Oggi criticato per un Nobel secondo alcuni immeritato, si è sempre dovuto fare spazio nel mare di critiche che gli arrivavano per il suo modo di essere e per la sua personalità schiva e seriosa, anche nei confronti dei molti fan. Nella sua ultima performance in California per il Desert Trip, dopo esser salito sul palco ed aver fatto mostra del suo incredibile repertorio alle persone che in massa erano venute per celebrare il mito, è poi uscito di scena senza alcun cenno verso il pubblico osannante. Anche questo è Dylan.

Bob Dylan Riceve Il Nobel Per Aver Creato Una Nuova Poetica Espressiva All’interno Della Grande Tradizione Canora Americana“.

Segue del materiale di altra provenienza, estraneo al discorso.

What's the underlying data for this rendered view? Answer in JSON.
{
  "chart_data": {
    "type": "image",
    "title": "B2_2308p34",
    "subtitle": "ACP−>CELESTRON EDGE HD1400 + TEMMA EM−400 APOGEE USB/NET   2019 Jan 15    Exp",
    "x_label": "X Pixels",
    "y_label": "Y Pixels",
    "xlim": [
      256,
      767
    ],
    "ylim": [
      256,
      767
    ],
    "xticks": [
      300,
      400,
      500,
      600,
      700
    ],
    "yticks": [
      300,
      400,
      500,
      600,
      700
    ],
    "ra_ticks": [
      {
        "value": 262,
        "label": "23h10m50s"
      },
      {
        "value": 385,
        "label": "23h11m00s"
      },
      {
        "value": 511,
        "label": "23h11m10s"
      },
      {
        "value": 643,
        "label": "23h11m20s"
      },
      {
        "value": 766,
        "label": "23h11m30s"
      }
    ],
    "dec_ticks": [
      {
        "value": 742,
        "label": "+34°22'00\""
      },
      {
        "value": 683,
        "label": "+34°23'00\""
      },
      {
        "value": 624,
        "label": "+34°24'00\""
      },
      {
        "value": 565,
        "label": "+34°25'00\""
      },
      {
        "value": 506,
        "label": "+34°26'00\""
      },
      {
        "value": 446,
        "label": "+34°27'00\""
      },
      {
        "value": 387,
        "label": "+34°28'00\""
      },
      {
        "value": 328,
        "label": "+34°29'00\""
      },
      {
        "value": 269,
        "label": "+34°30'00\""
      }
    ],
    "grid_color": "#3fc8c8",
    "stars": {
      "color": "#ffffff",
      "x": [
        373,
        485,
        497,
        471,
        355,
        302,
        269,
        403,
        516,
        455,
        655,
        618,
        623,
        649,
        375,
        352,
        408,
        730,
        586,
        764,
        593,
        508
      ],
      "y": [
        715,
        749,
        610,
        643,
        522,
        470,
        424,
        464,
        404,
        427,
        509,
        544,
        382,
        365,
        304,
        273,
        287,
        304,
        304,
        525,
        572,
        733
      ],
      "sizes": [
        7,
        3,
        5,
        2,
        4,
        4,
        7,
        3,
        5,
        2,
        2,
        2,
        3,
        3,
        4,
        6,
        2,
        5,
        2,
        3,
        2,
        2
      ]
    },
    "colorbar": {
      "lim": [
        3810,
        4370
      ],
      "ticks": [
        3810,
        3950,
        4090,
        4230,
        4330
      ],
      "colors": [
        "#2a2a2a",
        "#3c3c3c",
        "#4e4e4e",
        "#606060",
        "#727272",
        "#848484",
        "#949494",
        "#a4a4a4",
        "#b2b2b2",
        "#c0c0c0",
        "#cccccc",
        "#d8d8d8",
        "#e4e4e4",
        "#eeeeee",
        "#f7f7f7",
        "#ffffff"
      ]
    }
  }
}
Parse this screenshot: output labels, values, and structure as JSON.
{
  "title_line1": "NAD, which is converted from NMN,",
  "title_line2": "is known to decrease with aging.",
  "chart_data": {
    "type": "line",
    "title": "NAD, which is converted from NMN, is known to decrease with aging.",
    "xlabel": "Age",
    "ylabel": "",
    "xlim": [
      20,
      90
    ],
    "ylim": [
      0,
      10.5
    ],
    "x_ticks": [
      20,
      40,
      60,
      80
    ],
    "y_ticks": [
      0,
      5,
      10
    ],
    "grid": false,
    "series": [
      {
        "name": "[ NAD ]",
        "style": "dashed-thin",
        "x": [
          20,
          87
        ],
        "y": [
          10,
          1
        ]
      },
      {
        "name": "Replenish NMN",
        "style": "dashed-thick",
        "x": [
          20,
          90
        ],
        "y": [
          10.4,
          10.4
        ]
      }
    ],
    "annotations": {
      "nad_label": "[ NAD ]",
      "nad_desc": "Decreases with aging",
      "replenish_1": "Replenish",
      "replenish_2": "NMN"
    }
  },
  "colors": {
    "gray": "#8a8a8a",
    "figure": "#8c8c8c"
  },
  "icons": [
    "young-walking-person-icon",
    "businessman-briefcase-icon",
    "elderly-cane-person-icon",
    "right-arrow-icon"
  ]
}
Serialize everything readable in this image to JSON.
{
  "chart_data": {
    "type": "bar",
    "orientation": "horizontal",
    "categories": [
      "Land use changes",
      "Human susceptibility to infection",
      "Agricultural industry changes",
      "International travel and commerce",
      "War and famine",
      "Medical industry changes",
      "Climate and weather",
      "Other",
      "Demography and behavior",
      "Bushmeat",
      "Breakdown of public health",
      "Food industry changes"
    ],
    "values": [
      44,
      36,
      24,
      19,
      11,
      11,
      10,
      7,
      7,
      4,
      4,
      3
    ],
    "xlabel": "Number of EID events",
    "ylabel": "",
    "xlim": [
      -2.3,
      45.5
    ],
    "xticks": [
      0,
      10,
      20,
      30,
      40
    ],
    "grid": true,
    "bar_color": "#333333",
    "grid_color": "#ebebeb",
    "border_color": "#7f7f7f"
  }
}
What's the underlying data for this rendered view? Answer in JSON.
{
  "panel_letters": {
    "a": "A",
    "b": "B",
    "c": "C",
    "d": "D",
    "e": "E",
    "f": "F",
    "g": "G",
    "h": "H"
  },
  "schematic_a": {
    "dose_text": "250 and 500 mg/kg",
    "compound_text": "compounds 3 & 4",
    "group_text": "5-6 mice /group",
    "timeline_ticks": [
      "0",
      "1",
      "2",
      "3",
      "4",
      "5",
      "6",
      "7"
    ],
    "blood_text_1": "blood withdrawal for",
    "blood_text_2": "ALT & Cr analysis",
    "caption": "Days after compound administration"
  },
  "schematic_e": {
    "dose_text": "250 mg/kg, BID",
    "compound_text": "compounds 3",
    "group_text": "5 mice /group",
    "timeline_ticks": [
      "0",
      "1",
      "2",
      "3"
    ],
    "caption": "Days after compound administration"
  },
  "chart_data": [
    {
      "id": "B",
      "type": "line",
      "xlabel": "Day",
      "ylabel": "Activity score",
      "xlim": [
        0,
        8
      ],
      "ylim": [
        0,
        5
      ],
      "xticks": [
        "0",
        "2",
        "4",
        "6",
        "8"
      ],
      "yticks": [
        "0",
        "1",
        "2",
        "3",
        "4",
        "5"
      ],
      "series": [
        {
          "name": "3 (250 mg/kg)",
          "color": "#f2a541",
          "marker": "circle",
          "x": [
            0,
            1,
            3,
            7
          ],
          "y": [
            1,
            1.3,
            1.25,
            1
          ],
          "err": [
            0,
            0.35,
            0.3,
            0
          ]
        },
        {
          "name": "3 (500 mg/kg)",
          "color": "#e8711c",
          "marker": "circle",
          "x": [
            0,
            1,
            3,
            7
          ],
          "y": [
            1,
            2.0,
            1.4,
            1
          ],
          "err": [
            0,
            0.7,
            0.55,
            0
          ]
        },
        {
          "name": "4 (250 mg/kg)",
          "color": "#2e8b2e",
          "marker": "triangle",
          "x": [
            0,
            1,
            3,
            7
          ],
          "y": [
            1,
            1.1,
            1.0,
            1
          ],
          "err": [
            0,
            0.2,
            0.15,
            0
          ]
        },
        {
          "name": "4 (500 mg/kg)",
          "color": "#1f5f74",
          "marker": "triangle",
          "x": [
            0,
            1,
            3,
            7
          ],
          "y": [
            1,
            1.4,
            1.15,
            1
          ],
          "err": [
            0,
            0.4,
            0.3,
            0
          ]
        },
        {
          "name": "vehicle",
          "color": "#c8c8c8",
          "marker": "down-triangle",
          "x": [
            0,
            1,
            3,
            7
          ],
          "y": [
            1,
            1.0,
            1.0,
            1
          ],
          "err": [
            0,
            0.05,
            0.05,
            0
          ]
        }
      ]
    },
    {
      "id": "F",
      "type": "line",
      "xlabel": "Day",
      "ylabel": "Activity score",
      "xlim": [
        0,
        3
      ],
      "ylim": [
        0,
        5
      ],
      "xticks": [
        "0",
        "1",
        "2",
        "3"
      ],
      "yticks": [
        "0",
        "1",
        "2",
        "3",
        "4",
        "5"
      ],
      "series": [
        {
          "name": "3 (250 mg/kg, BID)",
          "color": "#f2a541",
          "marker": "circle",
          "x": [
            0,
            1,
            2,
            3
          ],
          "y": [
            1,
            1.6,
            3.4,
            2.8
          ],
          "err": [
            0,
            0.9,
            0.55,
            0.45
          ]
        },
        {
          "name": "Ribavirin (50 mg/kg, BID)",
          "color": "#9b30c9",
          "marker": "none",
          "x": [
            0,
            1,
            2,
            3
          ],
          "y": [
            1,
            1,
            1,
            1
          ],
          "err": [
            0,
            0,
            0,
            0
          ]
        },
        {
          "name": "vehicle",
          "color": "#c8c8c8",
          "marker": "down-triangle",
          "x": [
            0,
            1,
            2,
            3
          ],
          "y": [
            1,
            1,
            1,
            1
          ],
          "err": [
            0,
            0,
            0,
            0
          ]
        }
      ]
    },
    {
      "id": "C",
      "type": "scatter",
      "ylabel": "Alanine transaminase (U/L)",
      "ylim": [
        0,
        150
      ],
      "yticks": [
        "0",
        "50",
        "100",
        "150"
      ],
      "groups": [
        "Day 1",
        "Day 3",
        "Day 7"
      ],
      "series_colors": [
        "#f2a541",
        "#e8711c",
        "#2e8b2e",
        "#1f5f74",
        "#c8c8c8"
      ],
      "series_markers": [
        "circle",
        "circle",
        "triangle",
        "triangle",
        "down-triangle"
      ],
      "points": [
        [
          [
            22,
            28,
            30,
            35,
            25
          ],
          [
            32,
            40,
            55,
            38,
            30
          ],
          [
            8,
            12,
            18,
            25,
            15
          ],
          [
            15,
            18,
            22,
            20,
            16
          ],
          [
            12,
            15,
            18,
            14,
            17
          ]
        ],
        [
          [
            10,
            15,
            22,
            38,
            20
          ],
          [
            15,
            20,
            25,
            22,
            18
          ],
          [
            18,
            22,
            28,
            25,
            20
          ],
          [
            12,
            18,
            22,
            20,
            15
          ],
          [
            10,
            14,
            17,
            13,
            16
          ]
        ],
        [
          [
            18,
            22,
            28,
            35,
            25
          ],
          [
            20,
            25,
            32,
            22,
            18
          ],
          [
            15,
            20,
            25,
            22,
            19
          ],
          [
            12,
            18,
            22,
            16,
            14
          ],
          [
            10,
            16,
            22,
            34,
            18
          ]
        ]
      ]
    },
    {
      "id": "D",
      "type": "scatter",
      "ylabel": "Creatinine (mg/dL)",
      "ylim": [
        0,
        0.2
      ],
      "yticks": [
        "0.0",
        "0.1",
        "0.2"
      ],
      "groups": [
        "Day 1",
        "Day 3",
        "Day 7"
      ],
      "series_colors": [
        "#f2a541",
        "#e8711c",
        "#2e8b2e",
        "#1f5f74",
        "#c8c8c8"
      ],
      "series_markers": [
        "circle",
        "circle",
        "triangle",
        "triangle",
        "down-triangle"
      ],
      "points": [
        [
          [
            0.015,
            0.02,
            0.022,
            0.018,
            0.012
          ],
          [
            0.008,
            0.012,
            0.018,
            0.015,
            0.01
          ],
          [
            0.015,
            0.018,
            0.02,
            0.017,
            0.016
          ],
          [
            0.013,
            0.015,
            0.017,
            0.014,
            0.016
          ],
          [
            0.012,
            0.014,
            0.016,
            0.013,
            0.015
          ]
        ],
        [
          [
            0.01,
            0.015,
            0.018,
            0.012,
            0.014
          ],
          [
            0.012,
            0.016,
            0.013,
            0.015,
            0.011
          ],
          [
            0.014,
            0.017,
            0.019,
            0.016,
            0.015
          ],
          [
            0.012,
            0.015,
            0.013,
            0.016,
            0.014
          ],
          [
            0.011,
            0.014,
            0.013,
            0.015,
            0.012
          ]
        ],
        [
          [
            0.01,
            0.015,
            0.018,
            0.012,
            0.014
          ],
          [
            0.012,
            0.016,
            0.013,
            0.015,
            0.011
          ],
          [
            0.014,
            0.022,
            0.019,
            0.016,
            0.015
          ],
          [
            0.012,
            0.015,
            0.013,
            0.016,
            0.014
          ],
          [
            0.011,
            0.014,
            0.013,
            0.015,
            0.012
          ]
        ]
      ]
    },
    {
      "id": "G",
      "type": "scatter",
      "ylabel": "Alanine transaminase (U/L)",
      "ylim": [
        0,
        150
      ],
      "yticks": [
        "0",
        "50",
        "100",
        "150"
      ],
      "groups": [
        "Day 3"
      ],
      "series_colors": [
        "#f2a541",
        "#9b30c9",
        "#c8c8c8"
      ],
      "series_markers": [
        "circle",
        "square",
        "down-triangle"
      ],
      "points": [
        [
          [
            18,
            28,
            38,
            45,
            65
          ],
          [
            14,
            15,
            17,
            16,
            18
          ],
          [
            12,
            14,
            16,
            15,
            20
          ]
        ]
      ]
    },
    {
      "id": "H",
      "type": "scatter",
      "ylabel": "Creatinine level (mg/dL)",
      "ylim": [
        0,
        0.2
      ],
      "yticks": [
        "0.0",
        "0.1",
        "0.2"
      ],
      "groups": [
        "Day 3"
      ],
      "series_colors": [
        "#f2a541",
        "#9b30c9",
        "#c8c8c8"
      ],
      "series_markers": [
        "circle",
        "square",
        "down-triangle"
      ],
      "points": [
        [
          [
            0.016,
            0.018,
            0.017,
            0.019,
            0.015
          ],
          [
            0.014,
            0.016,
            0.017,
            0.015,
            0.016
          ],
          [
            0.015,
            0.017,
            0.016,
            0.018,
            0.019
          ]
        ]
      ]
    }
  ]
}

Su Fo l’accademia ha sentenziato “Il Premio Viene Assegnato Perché, Seguendo La Tradizione Dei Giullari Medievali, Dileggia Il Potere Restituendo La Dignità Agli Oppressi”.

Due figure lontane e diverse tra loro, accomunate nello stesso giorno, sotto il segno del Nobel, dal merito di aver risvegliato le coscienze e combattuto per il cambiamento, per aver sollevato domande e cercato risposte, per aver interpretato il pensiero della gente comune e avergli dato voce.  

Sarà possibile salutare il Maestro Dario Fo da venerdì 14 ottobre, dalle ore 9.30 fino alle ore 24.00 e sabato 15 ottobre dalle ore 8.30 fino alle ore 11.00 presso la camera ardente che sarà allestita al Piccolo Teatro Strehler in via Marco Greppi 1.
Alle ore 11.00 di sabato 15 ottobre 2016 il feretro sarà accompagnato dalla camera ardente in Piazza Duomo per l’ultimo saluto alle ore 12.00 circa.